El segundo patrón es la acumulación de permisos. Un empleado cambia de departamento o de proyecto, pero conserva los accesos anteriores. Con el tiempo, personas que ya no tienen ninguna relación funcional con determinada información siguen pudiendo consultarla.

El tercero es el enlace compartido sin caducidad. Alguien necesita enviar un archivo a un compañero y crea un enlace con acceso para «cualquier persona de la organización». El archivo se entrega, el enlace queda activo indefinidamente.

Y el cuarto, cada vez más relevante, es el shadow AI. Empleados que utilizan herramientas de IA no sancionadas por la organización, introduciendo en prompts información interna que puede acabar procesada fuera del perímetro corporativo.

Qué hacer antes de que la IA lo haga visible

Las organizaciones que están desplegando herramientas de IA generativa en sus entornos corporativos tienen una oportunidad para abordar este problema que debería haberse resuelto hace años. Microsoft recomienda un enfoque por fases: piloto, despliegue y operación continua. Antes de dar acceso masivo a Copilot, conviene auditar qué datos están expuestos internamente y a quién.

Esto implica revisar los permisos de los sitios de SharePoint y OneDrive, identificar los espacios de Teams y canales públicos que contienen información sensible, eliminar enlaces de compartición caducados o excesivamente amplios, y establecer etiquetas de confidencialidad que determinen qué puede hacer la IA con cada tipo de documento.

Pero más allá de las herramientas específicas de Microsoft o de cualquier otro proveedor, el principio subyacente es el mismo que la ciberseguridad lleva décadas defendiendo: acceso mínimo necesario. Cada persona, y ahora cada agente de IA, debería poder acceder únicamente a la información que necesita para realizar su tarea. Ni más, ni menos.
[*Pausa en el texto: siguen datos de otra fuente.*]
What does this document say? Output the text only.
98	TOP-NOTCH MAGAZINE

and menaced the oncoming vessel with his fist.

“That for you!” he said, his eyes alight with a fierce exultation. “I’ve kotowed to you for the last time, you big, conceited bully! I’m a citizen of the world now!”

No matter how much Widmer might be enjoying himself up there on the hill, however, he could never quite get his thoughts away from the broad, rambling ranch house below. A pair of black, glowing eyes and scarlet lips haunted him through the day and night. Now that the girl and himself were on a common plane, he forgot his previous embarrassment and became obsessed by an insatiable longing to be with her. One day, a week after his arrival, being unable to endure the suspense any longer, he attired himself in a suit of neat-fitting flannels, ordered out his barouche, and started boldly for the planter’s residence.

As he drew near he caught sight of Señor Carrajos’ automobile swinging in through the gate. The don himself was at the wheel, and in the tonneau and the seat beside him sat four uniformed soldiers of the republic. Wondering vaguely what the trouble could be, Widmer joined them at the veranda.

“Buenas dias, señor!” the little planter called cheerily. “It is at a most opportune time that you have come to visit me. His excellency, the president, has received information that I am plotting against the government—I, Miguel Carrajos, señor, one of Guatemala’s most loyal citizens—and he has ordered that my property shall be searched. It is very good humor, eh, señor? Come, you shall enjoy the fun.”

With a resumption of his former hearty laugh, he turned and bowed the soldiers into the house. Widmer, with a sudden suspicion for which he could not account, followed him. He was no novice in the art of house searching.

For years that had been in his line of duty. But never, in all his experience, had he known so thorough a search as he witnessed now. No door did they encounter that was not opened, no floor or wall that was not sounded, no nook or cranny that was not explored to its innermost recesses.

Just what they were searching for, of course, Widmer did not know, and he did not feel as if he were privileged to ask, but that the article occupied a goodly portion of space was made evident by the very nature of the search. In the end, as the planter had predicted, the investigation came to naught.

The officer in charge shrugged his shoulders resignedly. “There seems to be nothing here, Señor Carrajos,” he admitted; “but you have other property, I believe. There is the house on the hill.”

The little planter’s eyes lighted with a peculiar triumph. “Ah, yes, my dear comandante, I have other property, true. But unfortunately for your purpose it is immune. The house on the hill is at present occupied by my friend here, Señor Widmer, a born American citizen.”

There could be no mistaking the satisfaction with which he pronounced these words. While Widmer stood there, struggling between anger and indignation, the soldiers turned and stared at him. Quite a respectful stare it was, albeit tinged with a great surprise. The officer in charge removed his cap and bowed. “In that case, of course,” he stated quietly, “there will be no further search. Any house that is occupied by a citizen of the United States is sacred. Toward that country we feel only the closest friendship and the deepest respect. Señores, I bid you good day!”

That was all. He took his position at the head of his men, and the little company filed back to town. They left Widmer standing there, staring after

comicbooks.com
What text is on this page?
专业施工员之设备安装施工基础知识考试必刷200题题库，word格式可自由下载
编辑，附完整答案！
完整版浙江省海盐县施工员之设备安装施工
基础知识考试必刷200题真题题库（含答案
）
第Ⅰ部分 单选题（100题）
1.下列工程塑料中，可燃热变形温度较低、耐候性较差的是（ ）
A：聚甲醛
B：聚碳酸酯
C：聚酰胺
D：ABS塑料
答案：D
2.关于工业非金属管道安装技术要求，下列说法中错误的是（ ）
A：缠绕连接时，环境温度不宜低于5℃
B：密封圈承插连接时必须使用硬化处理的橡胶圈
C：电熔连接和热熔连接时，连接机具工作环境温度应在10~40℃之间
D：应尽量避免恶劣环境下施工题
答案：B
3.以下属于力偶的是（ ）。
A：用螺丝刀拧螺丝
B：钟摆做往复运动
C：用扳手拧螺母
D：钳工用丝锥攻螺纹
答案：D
La paradoja de la productividad

Existe una tensión real entre productividad y seguridad. Las herramientas de colaboración se diseñan para facilitar el intercambio de información. Poner barreras a ese intercambio parece ir en contra de su propósito. Y la IA generativa ayuda precisamente a hacer más productivos a los empleados dándoles acceso rápido a toda la información relevante.

La clave está en que «toda la información relevante» no significa «toda la información disponible». Una cosa es que Copilot ayude a un responsable de ventas a localizar la última versión de una propuesta comercial. Otra muy distinta es que esa misma consulta le devuelva borradores de contratos de recursos humanos o documentos del comité de dirección que alguien dejó en una carpeta mal configurada.

Gartner estima que en 2027 el 60% de las empresas no conseguirá el valor esperado de sus casos de uso de IA por frameworks de datos incoherentes. La gobernanza de datos no es un obstáculo para la adopción de IA. Es un requisito previo.

El oversharing interno no es un problema de tecnología. Es un problema de gobernanza que la tecnología ha hecho imposible de ignorar. Durante años, las organizaciones han funcionado con permisos de acceso mal gestionados porque las consecuencias no eran inmediatamente visibles. La IA generativa ha cambiado esa ecuación.

Para las organizaciones sujetas a regulaciones como NIS2 o el RGPD, y especialmente para los Prestadores de Servicios de Confianza y otras entidades del ecosistema eIDAS, donde la integridad y la confidencialidad de la información son condiciones de existencia, la limpieza del oversharing interno no es una mejora opcional. Es una obligación que la llegada de la IA corporativa ha convertido en urgente.

El momento de auditar los permisos internos era hace cinco años. El segundo mejor momento es antes de activar el asistente de IA.